Active depuis 2008 dans la province de Rutana , Floresta – Burundi, apprend en général à la population burundaise la façon dont elle doit cultiver de manière moderne pour lutter contre la faim notamment sur base des cultures qui font vivre beaucoup de ménages au Burundi à l’instar du manioc, de la banane et des pommes de terres.
En commune de Bukemba une machine a été installée pour transformer les maniocs en farine. Selon les propos des habitants de Bukemba, cette ONG a mis sa disposition des maniocs qui luttent contre la mosaïque gratuitement. Elle organise depuis 2008 cette population grâce aux ingénieurs agronomes qui ont été dépêchés dans cette province pour développer essentiellement la culture du manioc et la pomme de terre.

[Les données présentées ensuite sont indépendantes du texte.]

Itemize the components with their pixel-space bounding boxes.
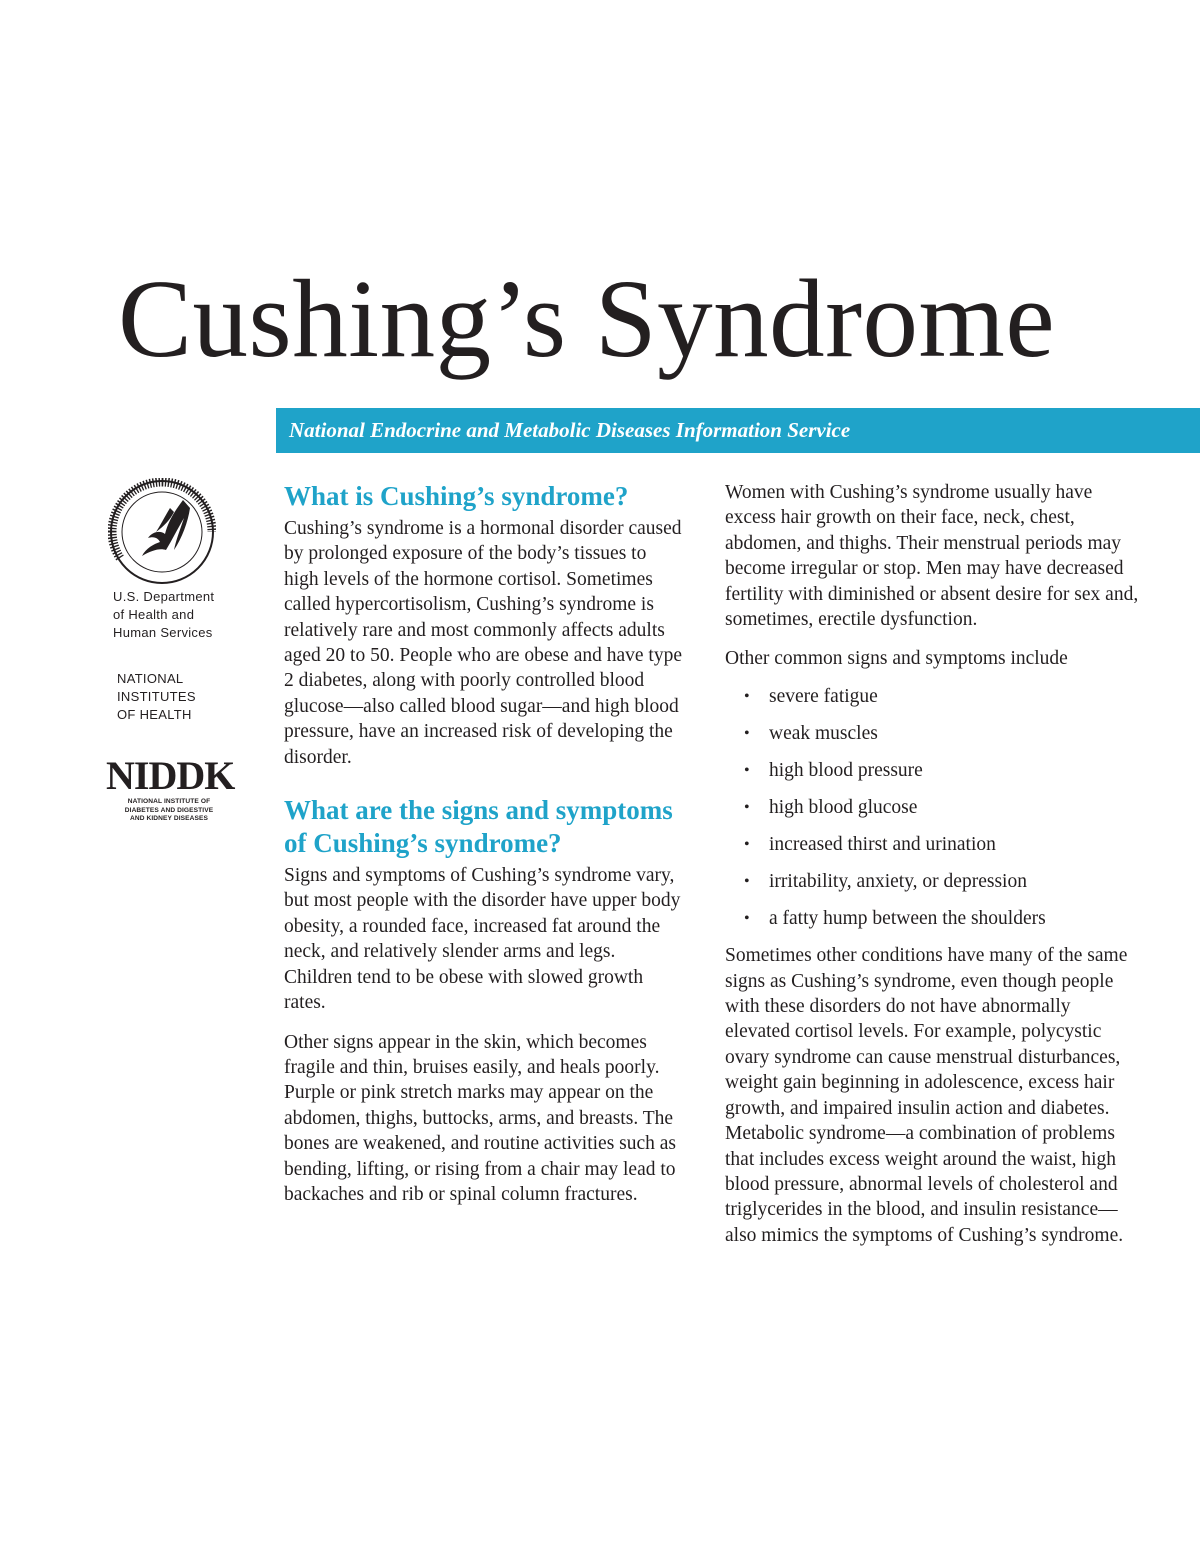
left-column [284,480,684,1207]
right-column [725,480,1140,1248]
body-paragraph: Other signs appear in the skin, which becomes fragile and thin, bruises easily, and heals poorly. Purple or pink stretch marks may appear on the abdomen, thighs, buttocks, arms, and breasts. The bones are weakened, and routine activities such as bending, lifting, or rising from a chair may lead to backaches and rib or spinal column fractures. [284,1031,677,1205]
body-paragraph: Other common signs and symptoms include [725,648,1068,670]
hhs-eagle-seal-icon [108,478,216,586]
list-item: • a fatty hump between the shoulders [725,906,1140,931]
list-item: • high blood pressure [725,758,1140,783]
niddk-sub-line: AND KIDNEY DISEASES [130,815,208,822]
section-heading: What are the signs and symptoms of Cushing’s syndrome? [284,795,673,859]
bullet-icon: • [744,835,750,853]
hhs-line: Human Services [113,625,213,640]
list-item: • increased thirst and urination [725,832,1140,857]
list-item: • severe fatigue [725,684,1140,709]
niddk-sub-line: DIABETES AND DIGESTIVE [124,806,214,814]
nih-line: OF HEALTH [117,707,192,722]
niddk-logo [104,753,235,824]
hhs-line: of Health and [113,607,195,622]
body-paragraph: Sometimes other conditions have many of the same signs as Cushing’s syndrome, even though people with these disorders do not have abnormally elevated cortisol levels. For example, polycystic ovary syndrome can cause menstrual disturbances, weight gain beginning in adolescence, excess hair growth, and impaired insulin action and diabetes. Metabolic syndrome—a combination of problems that includes excess weight around the waist, high blood pressure, abnormal levels of cholesterol and triglycerides in the blood, and insulin resistance—also mimics the symptoms of Cushing’s syndrome. [725,945,1128,1246]
niddk-subtitle [104,798,234,824]
bullet-icon: • [744,687,750,705]
list-item: • high blood glucose [725,795,1140,820]
service-banner: National Endocrine and Metabolic Diseases Information Service [276,408,1200,453]
body-paragraph: Signs and symptoms of Cushing’s syndrome vary, but most people with the disorder have upper body obesity, a rounded face, increased fat around the neck, and relatively slender arms and legs. Children tend to be obese with slowed growth rates. [284,865,681,1014]
bullet-icon: • [744,872,750,890]
nih-label [117,670,277,724]
body-paragraph: Women with Cushing’s syndrome usually have excess hair growth on their face, neck, chest, abdomen, and thighs. Their menstrual periods may become irregular or stop. Men may have decreased fertility with diminished or absent desire for sex and, sometimes, erectile dysfunction. [725,482,1139,631]
symptom-list [725,684,1140,931]
body-paragraph: Cushing’s syndrome is a hormonal disorder caused by prolonged exposure of the body’s tissues to high levels of the hormone cortisol. Sometimes called hypercortisolism, Cushing’s syndrome is relatively rare and most commonly affects adults aged 20 to 50. People who are obese and have type 2 diabetes, along with poorly controlled blood glucose—also called blood sugar—and high blood pressure, have an increased risk of developing the disorder. [284,518,682,768]
bullet-icon: • [744,724,750,742]
niddk-sub-line: NATIONAL INSTITUTE OF [127,798,211,805]
bullet-icon: • [744,909,750,927]
section-heading: What is Cushing’s syndrome? [284,481,629,511]
document-title: Cushing’s Syndrome [118,258,1056,381]
bullet-icon: • [744,761,750,779]
hhs-department-label [113,588,273,642]
list-item: • weak muscles [725,721,1140,746]
nih-line: NATIONAL [117,671,184,686]
list-item: • irritability, anxiety, or depression [725,869,1140,894]
niddk-wordmark: NIDDK [106,753,235,798]
nih-line: INSTITUTES [117,689,196,704]
hhs-line: U.S. Department [113,589,215,604]
bullet-icon: • [744,798,750,816]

Pendant la récolte, la population amène les maniocs le long de la route où des véhicules passent pour les récupérer. Ces maniocs sont lavés par cette machine qui, directement les transforme en farine.

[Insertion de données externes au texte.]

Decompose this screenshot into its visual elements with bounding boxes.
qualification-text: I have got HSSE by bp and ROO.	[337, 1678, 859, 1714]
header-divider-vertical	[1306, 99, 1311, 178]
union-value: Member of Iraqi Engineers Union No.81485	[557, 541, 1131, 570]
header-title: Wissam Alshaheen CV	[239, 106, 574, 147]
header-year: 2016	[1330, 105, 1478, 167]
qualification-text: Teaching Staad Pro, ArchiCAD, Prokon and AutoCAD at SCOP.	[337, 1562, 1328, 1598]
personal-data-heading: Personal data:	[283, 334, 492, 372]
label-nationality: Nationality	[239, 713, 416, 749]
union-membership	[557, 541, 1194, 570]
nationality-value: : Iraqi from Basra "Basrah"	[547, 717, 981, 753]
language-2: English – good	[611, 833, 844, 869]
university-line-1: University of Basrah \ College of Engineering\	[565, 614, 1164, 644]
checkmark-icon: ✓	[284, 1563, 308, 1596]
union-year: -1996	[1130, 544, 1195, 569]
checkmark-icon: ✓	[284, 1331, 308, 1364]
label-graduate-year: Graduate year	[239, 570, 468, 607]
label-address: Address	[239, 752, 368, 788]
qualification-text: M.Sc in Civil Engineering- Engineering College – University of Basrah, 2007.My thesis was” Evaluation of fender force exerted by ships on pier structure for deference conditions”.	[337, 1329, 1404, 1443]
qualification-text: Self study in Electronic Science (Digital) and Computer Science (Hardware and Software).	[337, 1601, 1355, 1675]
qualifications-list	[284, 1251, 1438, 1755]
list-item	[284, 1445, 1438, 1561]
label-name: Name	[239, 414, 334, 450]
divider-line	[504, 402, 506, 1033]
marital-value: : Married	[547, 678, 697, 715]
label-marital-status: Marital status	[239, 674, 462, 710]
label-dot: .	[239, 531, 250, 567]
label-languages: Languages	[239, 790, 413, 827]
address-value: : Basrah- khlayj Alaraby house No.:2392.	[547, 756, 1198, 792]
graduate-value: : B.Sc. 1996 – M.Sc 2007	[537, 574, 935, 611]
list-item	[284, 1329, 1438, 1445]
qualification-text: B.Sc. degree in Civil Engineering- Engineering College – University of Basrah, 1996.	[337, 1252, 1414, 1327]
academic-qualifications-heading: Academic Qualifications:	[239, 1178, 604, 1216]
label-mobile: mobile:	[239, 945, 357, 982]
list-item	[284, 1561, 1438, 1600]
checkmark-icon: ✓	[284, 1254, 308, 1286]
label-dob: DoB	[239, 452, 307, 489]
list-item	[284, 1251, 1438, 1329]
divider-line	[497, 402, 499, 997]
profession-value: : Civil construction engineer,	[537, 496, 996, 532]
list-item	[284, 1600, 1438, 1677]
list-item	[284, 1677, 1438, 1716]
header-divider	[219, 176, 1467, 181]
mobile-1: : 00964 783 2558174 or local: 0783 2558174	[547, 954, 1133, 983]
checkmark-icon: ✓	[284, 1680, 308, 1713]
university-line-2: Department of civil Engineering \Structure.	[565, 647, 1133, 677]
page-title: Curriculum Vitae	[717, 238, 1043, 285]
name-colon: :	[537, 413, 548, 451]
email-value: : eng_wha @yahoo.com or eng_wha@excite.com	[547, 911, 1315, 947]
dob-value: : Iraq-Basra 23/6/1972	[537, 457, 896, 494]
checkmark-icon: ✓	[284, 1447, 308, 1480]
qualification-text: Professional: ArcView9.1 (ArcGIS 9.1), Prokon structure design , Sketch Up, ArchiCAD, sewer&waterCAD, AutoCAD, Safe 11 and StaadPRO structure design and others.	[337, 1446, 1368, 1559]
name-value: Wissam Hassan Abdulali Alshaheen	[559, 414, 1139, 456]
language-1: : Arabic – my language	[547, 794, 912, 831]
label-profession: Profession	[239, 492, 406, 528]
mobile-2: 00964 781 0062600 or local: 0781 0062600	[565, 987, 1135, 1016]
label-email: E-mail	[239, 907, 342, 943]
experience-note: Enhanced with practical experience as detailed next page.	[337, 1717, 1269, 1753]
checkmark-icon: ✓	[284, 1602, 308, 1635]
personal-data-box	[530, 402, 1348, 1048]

Ces cultivateurs apprécient le fait qu’ils ne perdent plus de temps pour sécher le manioc puisque cette machine le fait directement.
Elle apprécie aussi le fait que cette ONG leur cherche du marché pour faire écouler leurs produits. « Nous produisons au moins 3 tonnes de farine de manioc par semaine depuis 6 mois », a souligné Jean Claude Ndayikeza, l’agronome sur place à Bukemba.

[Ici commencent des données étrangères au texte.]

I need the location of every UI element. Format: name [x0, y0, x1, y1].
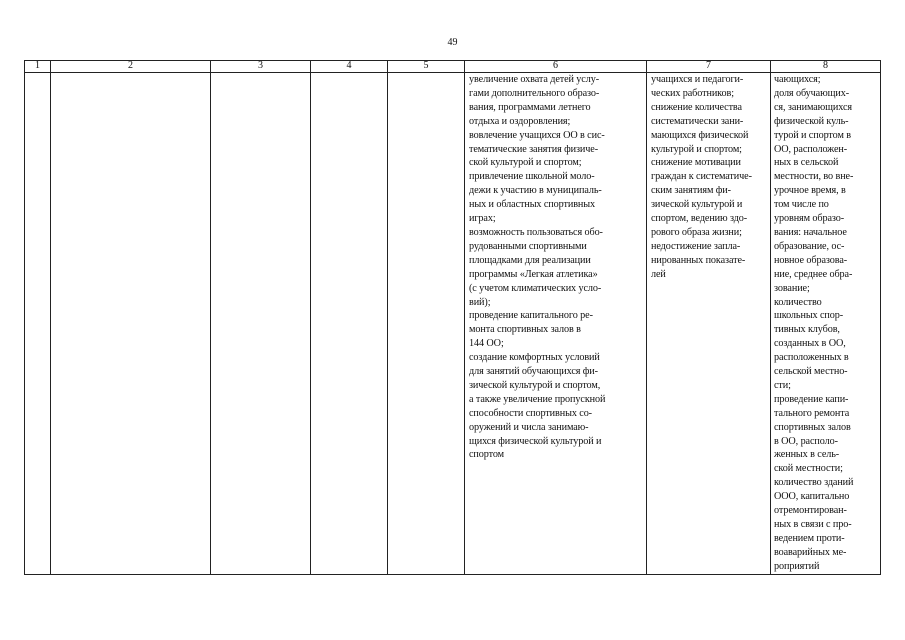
cell-col-8-text: чающихся; доля обучающих- ся, занимающихся физической куль- турой и спортом в ОО, расположен- ных в сельской местности, во вне- урочное время, в том числе по уровням образо- вания: начальное образование, ос- новное образова- ние, среднее обра- зование; количество школьных спор- тивных клубов, созданных в ОО, расположенных в сельской местно- сти; проведение капи- тального ремонта спортивных залов в ОО, располо- женных в сель- ской местности; количество зданий ООО, капитально отремонтирован- ных в связи с про- ведением проти- воаварийных ме- роприятий — [774, 74, 854, 572]
cell-col-3 — [211, 73, 311, 575]
column-header-2: 2 — [51, 61, 211, 73]
column-header-4: 4 — [311, 61, 388, 73]
cell-col-2 — [51, 73, 211, 575]
data-table — [24, 60, 881, 575]
column-header-7: 7 — [647, 61, 771, 73]
cell-col-7-text: учащихся и педагоги- ческих работников; снижение количества систематически зани- мающихся физической культурой и спортом; снижение мотивации граждан к систематиче- ским занятиям фи- зической культурой и спортом, ведению здо- рового образа жизни; недостижение запла- нированных показате- лей — [651, 74, 752, 280]
page-number: 49 — [447, 37, 458, 48]
column-header-6: 6 — [465, 61, 647, 73]
cell-col-7 — [647, 73, 771, 575]
column-header-5: 5 — [388, 61, 465, 73]
cell-col-6 — [465, 73, 647, 575]
column-header-3: 3 — [211, 61, 311, 73]
cell-col-5 — [388, 73, 465, 575]
table-row — [25, 73, 881, 575]
cell-col-8 — [771, 73, 881, 575]
column-header-8: 8 — [771, 61, 881, 73]
cell-col-6-text: увеличение охвата детей услу- гами дополнительного образо- вания, программами летнего отдыха и оздоровления; вовлечение учащихся ОО в сис- тематические занятия физиче- ской культурой и спортом; привлечение школьной моло- дежи к участию в муниципаль- ных и областных спортивных играх; возможность пользоваться обо- рудованными спортивными площадками для реализации программы «Легкая атлетика» (с учетом климатических усло- вий); проведение капитального ре- монта спортивных залов в 144 ОО; создание комфортных условий для занятий обучающихся фи- зической культурой и спортом, а также увеличение пропускной способности спортивных со- оружений и числа занимаю- щихся физической культурой и спортом — [469, 74, 606, 461]
header-row — [25, 61, 881, 73]
cell-col-4 — [311, 73, 388, 575]
column-header-1: 1 — [25, 61, 51, 73]
cell-col-1 — [25, 73, 51, 575]
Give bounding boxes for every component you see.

Jean de Dieu Niyonkuru , le conseiller socio-économique en province de Rutana estime qu’il serait mieux que cette ONG serve d’exemple à bien d’autres œuvrant dans cette province.
Floresta – Burundi se trouve dans 5 provinces du pays à savoir Bururi, Rutana, Makamba, Bujumbura et Bubanza . Outre la culture de manioc, elle participe dans la lutte contre la fin avec la production de la pomme de terre et de la banane. Son œuvre est celle d’éduquer la population selon Jean de Dieu Niyonkuru.